Complexity tends to increase over time, resulting in more logical and physical data models and more database implementations. When supporting SOA they rationalized the logical models into a single logical model. A physical model was created to create a common name space but not implemented as an actual database. This physical model is used by the ETL processes and implements the industry standards like ACORD. Individual physical models for specific databases are created from this model and specific implementations created on various DBMS.
Building a standard model involved agreeing on the meaning and usage of the data elements in the model. The model is not static – it evolves – but is agreed across different lines of business and subject areas. SOA makes it more necessary than ever to have agreed definitions. They used ACORD as a starting point but just “dated” the standard rather than being “married to it”.
Developing a common name space was critical to bring common meaning to data and to driving a rules-based approach to naming attributes. The name space is also referred to as “tags” that are used in XML for ETL, for instance. 21.5% of their data is codified (ACORD has 25%) so it can be managed and shared. One of the challenges is that enumerations can be very different across systems with both different labels for values and different numbers of values. To resolve this they have a repository of enumerated values that are exposed by the various systems. Each system registers its enumerated values in the repository and tries to map to a domain – partly automated, partly manual using a group of data governance folks. Once this is all done the resulting information is pushed out to an operational database for query support so that queries pick up common code definitions allowing them, for instance, to join across systems.
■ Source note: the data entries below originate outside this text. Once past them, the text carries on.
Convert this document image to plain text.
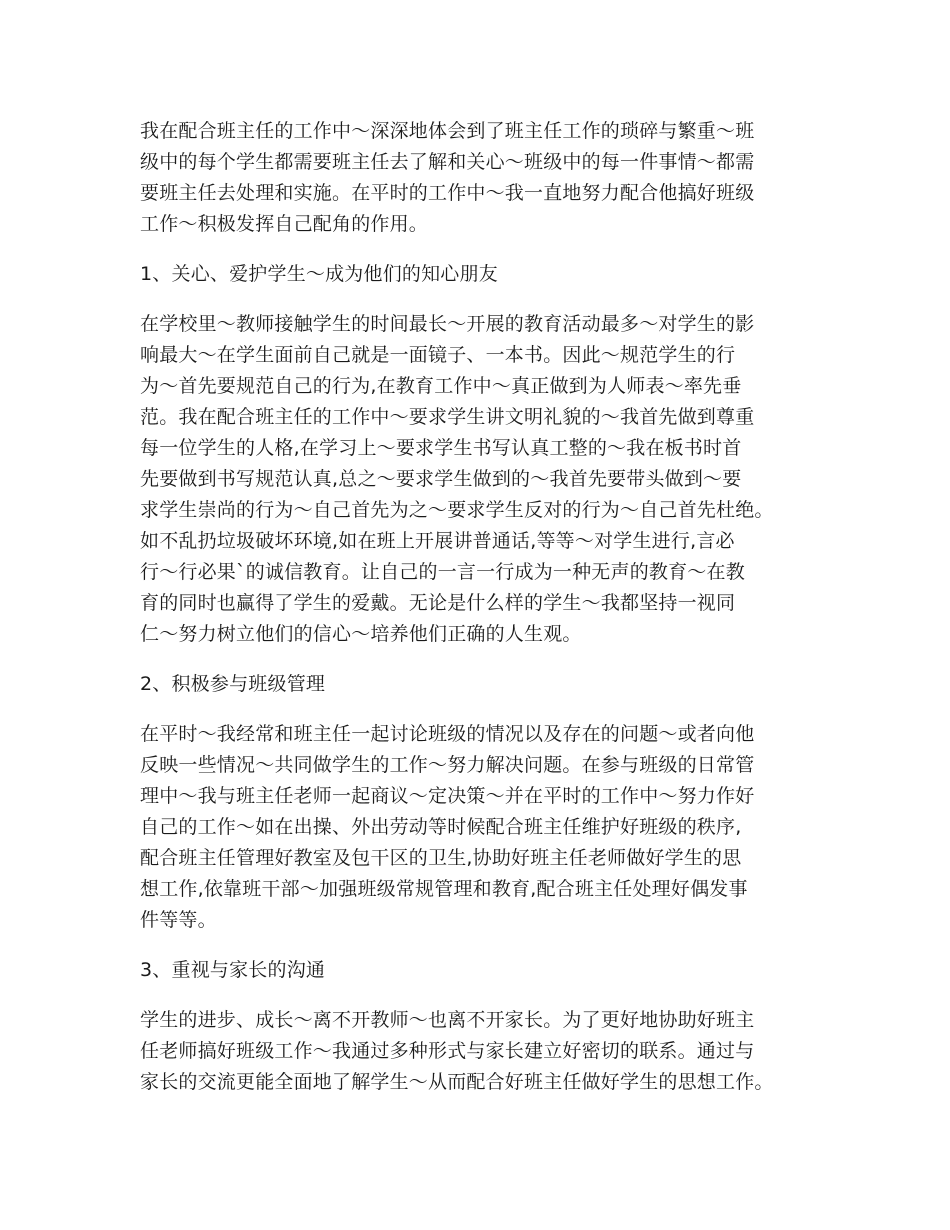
我在配合班主任的工作中～深深地体会到了班主任工作的琐碎与繁重～班
级中的每个学生都需要班主任去了解和关心～班级中的每一件事情～都需
要班主任去处理和实施。在平时的工作中～我一直地努力配合他搞好班级
工作～积极发挥自己配角的作用。
1、关心、爱护学生～成为他们的知心朋友
在学校里～教师接触学生的时间最长～开展的教育活动最多～对学生的影
响最大～在学生面前自己就是一面镜子、一本书。因此～规范学生的行
为～首先要规范自己的行为,在教育工作中～真正做到为人师表～率先垂
范。我在配合班主任的工作中～要求学生讲文明礼貌的～我首先做到尊重
每一位学生的人格,在学习上～要求学生书写认真工整的～我在板书时首
先要做到书写规范认真,总之～要求学生做到的～我首先要带头做到～要
求学生崇尚的行为～自己首先为之～要求学生反对的行为～自己首先杜绝。
如不乱扔垃圾破坏环境,如在班上开展讲普通话,等等～对学生进行,言必
行～行必果`的诚信教育。让自己的一言一行成为一种无声的教育～在教
育的同时也赢得了学生的爱戴。无论是什么样的学生～我都坚持一视同
仁～努力树立他们的信心～培养他们正确的人生观。
2、积极参与班级管理
在平时～我经常和班主任一起讨论班级的情况以及存在的问题～或者向他
反映一些情况～共同做学生的工作～努力解决问题。在参与班级的日常管
理中～我与班主任老师一起商议～定决策～并在平时的工作中～努力作好
自己的工作～如在出操、外出劳动等时候配合班主任维护好班级的秩序,
配合班主任管理好教室及包干区的卫生,协助好班主任老师做好学生的思
想工作,依靠班干部～加强班级常规管理和教育,配合班主任处理好偶发事
件等等。
3、重视与家长的沟通
学生的进步、成长～离不开教师～也离不开家长。为了更好地协助好班主
任老师搞好班级工作～我通过多种形式与家长建立好密切的联系。通过与
家长的交流更能全面地了解学生～从而配合好班主任做好学生的思想工作。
Derivations, to create new data using transformation logic, are increasingly common for analytics, dashboards and so on. It is critical to ensure that these derivations are common. For instance a group might use an identifier that is not atomic but built from various elements while another group might use the same identifier but different derivation or the same derivation but a different name. A single data mart was built to store pre-calculated business logic to rationalize down the number of places some was derived. ETL processes to populate data marts then call the common services to use this common logic. Users can see their reports using their terminology but common logic is used to handle calculations.
Hierarchies are another element that must be standardized. A hierarchy handles drill-down and aggregation logic to drive trending and forecasting, for instance. As before, hierarchies could be used by multiple groups and maintaining common hierarchies can be tricky given different perspectives. To make this work they took the codes management structure they had developed and created each level in the hierarchy as a code element. This meant that everything was being managed in one location and a common service could be built to use this and deliver the hierarchy.
SOA and common services for hierarchies, codes etc helps ensure that data quality can be improved across all the services.
I wonder, do you really need to take control of the whole data model to do SOA?